What is the Law of Diminishing Marginal Product? 2017-10-05T05:38:32+00:00

Definition: The Law of Diminishing Marginal Product is the economic concept shows increasing one production variable while keeping everything else the same will initially increase overall production but will generate less returns the more that variable is increased. In other words, increasing one factor of production while keeping everything else the same will not be productive past a certain point.

## What Does Law of Diminishing Marginal Product Mean?

This affects all businesses that use inputs to create an output: think software, manufacturing, and service companies. This phenomenon means that a company cannot just use the maximum labor or machinery that it can afford, because that will not be efficient. In order to be as cost-efficient as possible, a producer needs to know when DMP starts to affect their business.

Let’s look at an example.

## Example

Alice is the COO of a large manufacturing company that creates bottles using only machinery. Her company is creating a new plant, and Alice has to decide the ideal number of machines for their production goals. She keeps a detailed record of which machines she will buy, and how they affect production. However, one day she notices something weird: production has actually been going down while she’s added machinery. How could this be?

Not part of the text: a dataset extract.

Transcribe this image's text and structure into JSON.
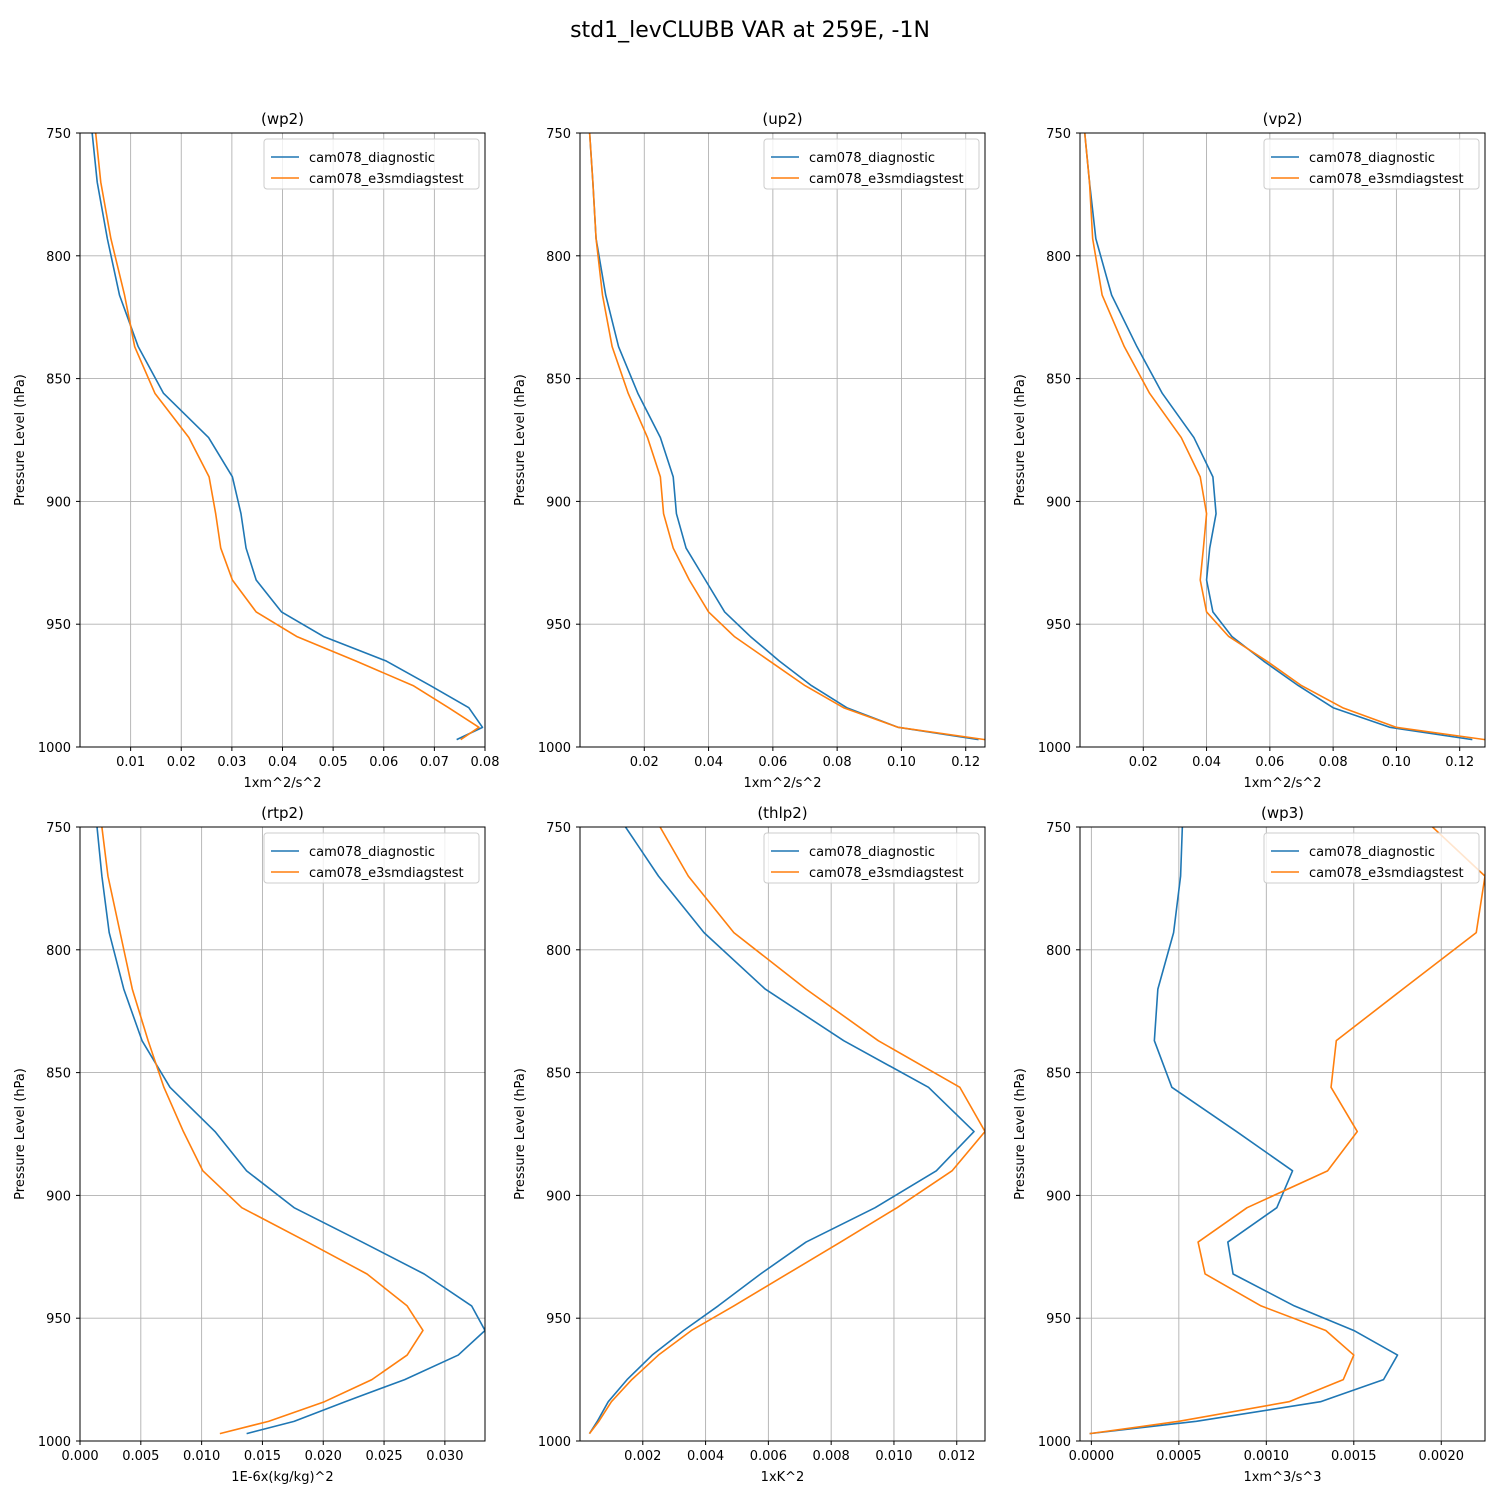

She looks through her record, and sees the following: the first machine added 20 bottles, the second machine added 13 bottles, and the third machine added 6 bottles, for a total production of 39 bottles. However, when the fourth and fifth machines were added, total production dropped to 38 bottles, and then 31 bottles. She looks out to the factory floor, and sees that some machines are not using any materials, and are idle because there are too few people to service all of the machines.

This decrease in production from each additional or “marginal” machine shows that there is an optimal number of machines in the production process. If there are too few machines, things will run slowly. If there are too many machines, the factory will run out of space or time to service them and production will run equally as slowly. Instead of filling the new plant with extra machines, Alice should look into hiring more workers or building a bigger facility to increase production.